Back to hearing loss and frustrations…..

Sorry, for that quick excursion into the land of the Red Hatters, I tend to digress. I’m going back to issues with hearing loss now. As you may already know, I work in a private preschool with 4 year old children. Many of them are still learning to pronounce certain words. And, in the normal process of speech development there are some adorable utterances coming forth.

For example, two years ago this little girl came up to and said, “Ms Barb, Jewknowwhat?” Seriously, it blurted out of her face so fast, it sounded like it was all one big word. She was really saying, “Do you know what?” Once I encouraged her to slow down and repeat herself, I understood. Then she said, (still very excited to share this fabulous news), “Mymomboughtmeanewparachute!

“A new parachute? Your mom bought you a new parachute?”

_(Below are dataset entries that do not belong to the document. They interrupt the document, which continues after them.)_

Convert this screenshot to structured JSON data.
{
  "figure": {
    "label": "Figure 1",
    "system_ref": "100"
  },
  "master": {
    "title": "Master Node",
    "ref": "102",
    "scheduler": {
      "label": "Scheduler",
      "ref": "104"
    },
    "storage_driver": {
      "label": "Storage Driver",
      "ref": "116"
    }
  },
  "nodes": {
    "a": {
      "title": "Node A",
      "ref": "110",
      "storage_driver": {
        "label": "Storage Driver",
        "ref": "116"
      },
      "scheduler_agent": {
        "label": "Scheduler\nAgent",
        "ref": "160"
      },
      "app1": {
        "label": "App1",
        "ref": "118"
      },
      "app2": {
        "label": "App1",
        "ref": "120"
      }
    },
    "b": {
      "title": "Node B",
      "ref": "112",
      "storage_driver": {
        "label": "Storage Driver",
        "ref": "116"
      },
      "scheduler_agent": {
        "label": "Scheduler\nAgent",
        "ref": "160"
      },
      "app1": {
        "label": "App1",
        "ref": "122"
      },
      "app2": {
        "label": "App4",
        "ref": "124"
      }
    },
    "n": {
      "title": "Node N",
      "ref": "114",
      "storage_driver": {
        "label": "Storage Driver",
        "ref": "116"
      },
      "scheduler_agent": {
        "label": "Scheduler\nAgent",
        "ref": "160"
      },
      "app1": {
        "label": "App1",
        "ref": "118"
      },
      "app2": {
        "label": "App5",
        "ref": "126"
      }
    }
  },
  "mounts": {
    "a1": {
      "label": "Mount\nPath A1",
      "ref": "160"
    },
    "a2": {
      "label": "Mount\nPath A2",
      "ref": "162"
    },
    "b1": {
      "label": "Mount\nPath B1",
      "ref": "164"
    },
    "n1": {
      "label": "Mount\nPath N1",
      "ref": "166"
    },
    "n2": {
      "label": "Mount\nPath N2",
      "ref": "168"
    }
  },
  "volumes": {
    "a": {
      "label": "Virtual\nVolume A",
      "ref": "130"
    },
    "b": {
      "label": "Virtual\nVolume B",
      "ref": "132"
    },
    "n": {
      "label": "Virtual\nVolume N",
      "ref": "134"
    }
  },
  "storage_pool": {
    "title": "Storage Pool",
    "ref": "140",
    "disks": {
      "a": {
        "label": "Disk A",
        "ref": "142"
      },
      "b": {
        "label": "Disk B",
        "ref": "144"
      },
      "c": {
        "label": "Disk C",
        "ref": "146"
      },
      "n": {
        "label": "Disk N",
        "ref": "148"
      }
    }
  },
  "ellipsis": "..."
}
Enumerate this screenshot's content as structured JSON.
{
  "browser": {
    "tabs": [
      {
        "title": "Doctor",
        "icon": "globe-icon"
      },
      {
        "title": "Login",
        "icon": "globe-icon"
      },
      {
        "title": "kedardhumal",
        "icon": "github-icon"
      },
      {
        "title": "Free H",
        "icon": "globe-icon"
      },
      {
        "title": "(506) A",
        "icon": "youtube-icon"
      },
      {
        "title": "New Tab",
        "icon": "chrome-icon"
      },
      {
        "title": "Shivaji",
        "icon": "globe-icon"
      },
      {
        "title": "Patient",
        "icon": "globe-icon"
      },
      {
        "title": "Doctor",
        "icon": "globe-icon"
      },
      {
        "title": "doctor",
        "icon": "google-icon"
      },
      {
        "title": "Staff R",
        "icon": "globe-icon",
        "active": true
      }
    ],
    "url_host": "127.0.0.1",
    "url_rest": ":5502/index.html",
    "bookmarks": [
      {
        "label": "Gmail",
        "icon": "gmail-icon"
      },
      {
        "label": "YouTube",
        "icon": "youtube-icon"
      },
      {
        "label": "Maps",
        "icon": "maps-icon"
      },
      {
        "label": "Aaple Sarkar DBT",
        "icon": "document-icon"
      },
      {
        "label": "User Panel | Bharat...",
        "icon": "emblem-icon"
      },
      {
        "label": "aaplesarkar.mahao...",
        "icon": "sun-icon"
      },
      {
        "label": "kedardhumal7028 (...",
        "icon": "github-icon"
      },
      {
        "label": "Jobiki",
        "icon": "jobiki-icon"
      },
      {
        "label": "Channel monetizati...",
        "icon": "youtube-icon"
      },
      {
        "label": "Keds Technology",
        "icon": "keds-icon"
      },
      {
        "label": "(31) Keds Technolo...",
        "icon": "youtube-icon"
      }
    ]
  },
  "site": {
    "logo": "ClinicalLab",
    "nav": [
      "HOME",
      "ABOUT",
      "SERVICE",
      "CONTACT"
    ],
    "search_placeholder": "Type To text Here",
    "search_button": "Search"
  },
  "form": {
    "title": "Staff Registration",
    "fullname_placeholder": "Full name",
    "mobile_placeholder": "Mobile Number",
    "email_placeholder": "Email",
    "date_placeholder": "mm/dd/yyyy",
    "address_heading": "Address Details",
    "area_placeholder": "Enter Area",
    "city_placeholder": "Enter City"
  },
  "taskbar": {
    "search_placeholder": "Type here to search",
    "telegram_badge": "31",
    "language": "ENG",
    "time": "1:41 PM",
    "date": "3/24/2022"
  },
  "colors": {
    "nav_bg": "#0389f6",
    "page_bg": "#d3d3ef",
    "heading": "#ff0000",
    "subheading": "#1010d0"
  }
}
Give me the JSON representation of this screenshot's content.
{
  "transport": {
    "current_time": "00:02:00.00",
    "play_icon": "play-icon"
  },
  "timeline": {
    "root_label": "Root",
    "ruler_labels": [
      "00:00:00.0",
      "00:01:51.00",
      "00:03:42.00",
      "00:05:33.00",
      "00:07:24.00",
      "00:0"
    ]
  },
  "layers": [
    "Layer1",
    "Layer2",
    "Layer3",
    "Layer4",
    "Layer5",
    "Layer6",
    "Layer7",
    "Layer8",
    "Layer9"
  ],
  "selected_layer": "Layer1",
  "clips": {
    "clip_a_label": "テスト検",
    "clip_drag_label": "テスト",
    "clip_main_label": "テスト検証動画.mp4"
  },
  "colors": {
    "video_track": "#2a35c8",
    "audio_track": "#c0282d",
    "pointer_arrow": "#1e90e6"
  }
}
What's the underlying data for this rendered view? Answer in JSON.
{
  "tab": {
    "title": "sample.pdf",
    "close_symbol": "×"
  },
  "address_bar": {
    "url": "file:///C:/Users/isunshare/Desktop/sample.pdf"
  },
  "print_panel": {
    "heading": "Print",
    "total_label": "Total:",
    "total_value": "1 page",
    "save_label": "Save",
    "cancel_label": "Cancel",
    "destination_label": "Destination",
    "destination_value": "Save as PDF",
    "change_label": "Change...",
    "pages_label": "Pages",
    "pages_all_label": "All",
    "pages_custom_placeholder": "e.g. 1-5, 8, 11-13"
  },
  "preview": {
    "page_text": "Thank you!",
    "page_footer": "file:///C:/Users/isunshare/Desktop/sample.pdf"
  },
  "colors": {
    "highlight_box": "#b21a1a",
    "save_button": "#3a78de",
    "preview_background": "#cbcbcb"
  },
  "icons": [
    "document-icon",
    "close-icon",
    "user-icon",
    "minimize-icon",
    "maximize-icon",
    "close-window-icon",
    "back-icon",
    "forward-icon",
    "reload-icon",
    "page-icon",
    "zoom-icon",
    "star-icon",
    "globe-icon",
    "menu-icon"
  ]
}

After the giggles, and another reminder to speak s-l-o-w-l-y, she tried again. “My mom bought me a new pair of shoes!!”

So, I learned to identify the problem and communicate my needs, by role modelling to her .. how … to ….. speak … s-l-o-w-l-y.

Then, today, as I am getting to know a whole new group of children, I heard more interesting translations of our English language. One child told me he had rabeolee” in his lunch box (vs ravioli), another child asked for anofer book, please.

(vs. another book, please).

Then this afternoon, a child told us an absolutely fantastic story, and I mean with creativity and imagination beyond his four years. It featured his two dogs meeting up with dragons and dinosaurs, and, of all things a “inbisable doora.” I had to ask a few good questions to figure out he was talking about an invisible door. It was hysterical! Watch out JK Rowling, a new story teller is here for many years!!

Anyway, my point is that when you expect to hear words pronounced a certain way and instead you hear, words such as “rabeolee,”  “anofer” and “inbisable doora,” it can be very, very confusing, and frustrating.

In the last four years, while working with these very young children, I’ve heard other interesting things:

daUDder vs. the other

“Ms Barb, where’s the  daUDder (soccer) ball?”

fankful vs. thankful

“I’m fankful for my mommy.”

churkey vs. turkey

“I like the churkey at fanksgiving time.”

I constantly need to remember what environment I’m in, and the limitations so that I have the appropriate expectations. Please understand I’m not denigrating the children. I think they are absolutely adorable! And, it is normal for children to mispronounce words, as they are learning language.

However, when I hear words incorrectly, it feels the same. I often have to ask my husband, “Did you just say tomatoes or potatoes?”

Most of the time on my job, it’s all very amusing!!